Forum: AI Generated Art


Subject: Turn words to art - AI

3D-Mobster opened this issue on Jul 09, 2022 ยท 199 posts


parkdalegardener posted Sat, 22 October 2022 at 8:37 AM

randym77 posted at 3:35 PM Thu, 20 October 2022 - #4447150

I have to assume Google is involved somehow. I suppose different AI art programs have different methods.

People have taken to posting images on social media of AI-generated posters for movies. And the text is often similar, but not the same. For example, "The Handmaid's Tale" from Dall-e came out "The Mandal" or "The Thandal."  "The Two Towers" came out "Trill Rows."

The images were a decent match. Women in hoods, or veils for the former, two medieval towers for the later.

These AI programs are pretty tied into pop culture. They will produce celebrities, fictional characters, etc., pretty accurately. In a toon or hand-drawn looking style if you want. Putting in "Star Trek" can generate reasonable likenesses of Kirk and Spock.

OK. I'm going to dumb this down a bit because it is a weird concept for some to grasp. All these programs use a machine learning technique to identify objects in an image by being taught that this image is a particular thing.

Traditional computer vision and image recognition models work the same way. They are taught truth and lie using 100% truth or 100% lie. This picture is an apple. So is this one and this one as well. Three pictures of an apple and all are labelled apple. 100% true. Then you give a picture of an orange labelled as an apple and tell the ai you are training that this is a lie. You have no confidence that your picture of an orange is actually an apple. 

Diffusion models are trained differently. You start with a picture of an apple and add a set amount of noise to your apple image and tell the ai that the apple image and the noisy apple image are the same thing. An apple. Then you add even more noise to the already noisy image and say this is an apple. Rinse and repeat a specific number of times and you are left with an image of just noise that the ai knows as apple.

Still with me? The ai just knows items as noise at this point in the process. Apple, banana, grape, orange. We teach these items to the ai along with a containers such as cups and bowls. To the ai it is just a pile of noise like the static you used to see on an old tv getting a signal with a pair of rabbit ears. Now the fun starts.

You type a text prompt that says you want to see a still life painting of a bowl of fruit. The ai then parses the prompt with CLIP (language training) and attempts to denoise images of apples, bowls, grapes, and the rest of your prompt items from a patch of noise the size of the image. Usually square as all the first step to training any type of ai is consistency of input and most current diffusion models are trained on 512x512 images. Now the ai just denoises whatever it has been trained upon so as to fit into the space. The result is as many different bowls of fruit as want.

The noise in the square is a random pattern based upon the seed value used to generate the image. That is why you get different bowls with different fruit. The ai is looking through the noise pattern to see if it has a bowl, banana, apple, or whatever; that it can denoise to fit the noise in the space. It has learned many different versions of bowl, apple, or whatever in the training so it has many noise patterns to choose from.

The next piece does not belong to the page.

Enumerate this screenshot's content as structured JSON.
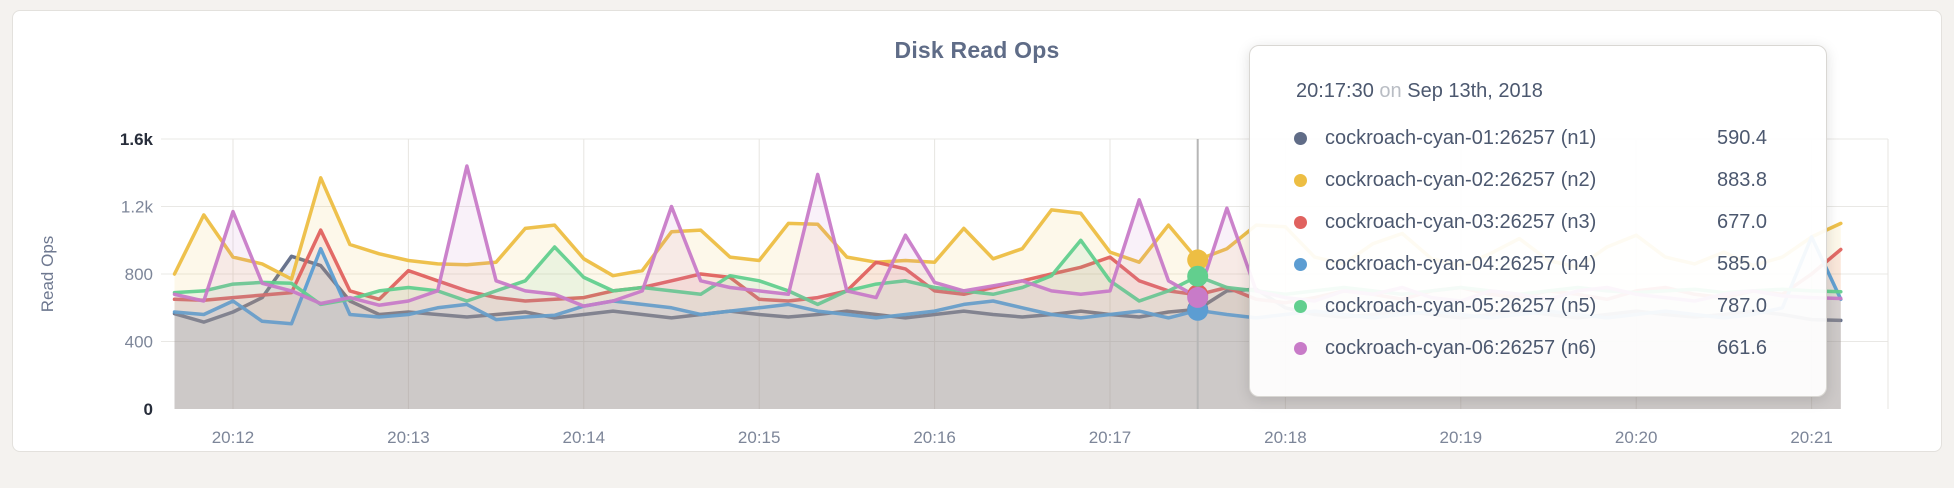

The "steps" used in the generation of the image are how much denoising happens and thus the juxtaposition of the final elements of your image.


There are other rules involved in the placing of the objects in the scene. There is an aesthetics as part of the learning. That is a big part of the training image classification system and has led to some training bias in the diffusion models. Some things are also specifically sketchy in outputs such as text. Most diffusion setups are not designed to render legible text on purpose.Thus fictional movie posters that almost seem readable.


The image scrapes done for training are not specific to Google. Not by a long shot. The Laion 5B data set has been released to the public. This is the training set for "Stable Diffusion". Thats almost 6 billion pairs of image and text and a search base of 1.6 trillion data sets. Google's is considerably smaller.


The training is not tied to pop culture but to popularity (sure are a lot of apple images here to train on) and aesthetics biases (I like green apples better than red apples.)